Op het lyceum wees niets er op dat Jacques Chirac voorbestemd was president van Frankrijk te worden. Zijn eerste rapport in klas 1c was matig, hij praatte te veel en was 'sympathiek maar werkelijk zeer weinig bij de les'. De conclusie luidde: 'De leerling moet nu gaan opletten als hij nog wil overgaan.' Paris Match drukte enkele jaren geleden vertederd een facsimile af van deze momentopname van de zestienjarige Jacques uit het schooljaar '48-'49.Het heeft kennelijk geholpen. De grootvader van nu bekent zonder moeite dat hij nog steeds niet kan tekenen en zingen, maar hij treedt al weer bijna vijf jaar op als staatshoofd van de Franse Republiek. De functie kent volgens de Grondwet van generaal De Gaulle uit 1958 uitvoerende bevoegdheden die verder gaan dan die van de Amerikaanse president. Tenzij de Franse kiezers aan de politieke tegenvoeters van de president een meerderheid in het parlement geven. Dat deden zij in 1997. Sindsdien is Jacques Chirac staatshoofd voor alle Fransen én informeel symbool van de centrum-rechtse oppositie. De president heeft het zichtbaar druk en veroorlooft zich maar een enkel moment de jovialiteit waarmee hij zijn populariteit al drie jaar iets boven die van premier Jospin weet te houden. Op inspiratiebriefjes staan met gele viltstift aangestreepte gedachten die hij graag met de lezers wil delen. Maandag en dinsdag komt hij naar Nederland, maar eerst gaat hij nog twee dagen op bezoek bij het echte Frankrijk, de mensen in de provincie, bij wie de kandidaat Chirac in 1995 meelevend en meetafelend het presidentschap veroverde.

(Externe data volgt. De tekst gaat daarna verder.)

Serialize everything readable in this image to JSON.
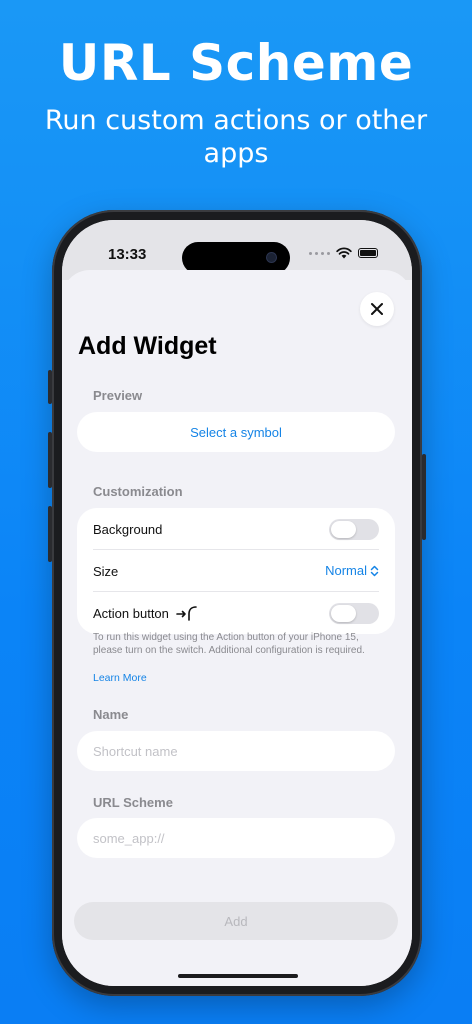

In de presidentiële werkkamer op het Elysée toont de heer des huizes zich uiterst behoedzaam over de oogst van zijn ambtsperiode tot dusver. De zorg voor de nationale eenheid belet de gaullistische president in de buitenlandse pers de degens te kruisen met de breedlinkse regering-Jospin. In het binnenlands verkeer richt Jacques Chirac zijn kritiek met enige regelmaat op wat hij typeert als het gebrek aan durf van links. De verkiezingen van 2002 werpen hun schaduwen vooruit. Naar buiten spreekt de president bij voorkeur over buitenlandse betrekkingen. Zoals die met Nederland.

President Chirac zegt dat het volgende week niet om een diplomatiek routinebezoek gaat: "Ik hecht groot belang aan deze reis. Nederland is een grote en sterke natie, die telt in de wereld en in Europa. Het is een land met een duidelijke identiteit, gehecht aan zijn onafhankelijkheid. In dat opzicht lijken Frankrijk en Nederland op elkaar. De band tussen de twee landen zou dan ook sterker moeten zijn. Het zijn twee volken met karakter. In een familie waarin twee leden een uitgesproken persoonlijkheid hebben zie je soms ook aanvaringen, maar er kan ook een sterk gevoel van saamhorigheid zijn, gebaseerd op wederzijds respect, op erkenning van de kwaliteiten van de ander. Dat gevoel wil ik tijdens mijn bezoek aan Nederland tot uitdrukking brengen en daarmee geschiedenis maken. "Het heeft me altijd getroffen dat onze eerste betrekkingen werden gepersonifieerd door de vriendschap en het wederzijds respect dat Willem de Zwijger en Henri IV voor elkaar voelden. Dat was geen toeval. Geschiedenis berust niet op toeval. Beiden waren, met hun kwaliteiten en tekortkomingen, sterke persoonlijkheden die onze twee volken kenmerkten. Los van personen heb ik bij Nederland het gevoel dat twee grote naties elkaar ontmoeten om de problemen van deze tijd te bespreken. Daar hadden we behoefte aan. Ik ben het eerste Franse staatshoofd in zestien jaar dat Nederland bezoekt. "Er zijn in onze geschiedenis vaak irritaties en verschillen van mening geweest, maar ook achting en sterke culturele, sociale en economische banden. Sinds een jaar of drie heb ik het gevoel dat onze banden sterker worden, dat we elkaar meer naar waarde schatten. Tussen '92 en '95 hebben Franse ministers drie bezoeken aan Nederland gebracht. In de periode '97 2000 zijn Franse ministers 24 keer naar Nederland gegaan. Dat is een teken. De Nederlandse autoriteiten - met name Wim Kok, voor wie ik veel waardering en vriendschap voel - en de Franse autoriteiten - met name ikzelf - hebben dat gewild. Het is geen toeval. De dingen vallen op hun plaats. De minder sterke momenten uit het recente verleden laten we achter ons."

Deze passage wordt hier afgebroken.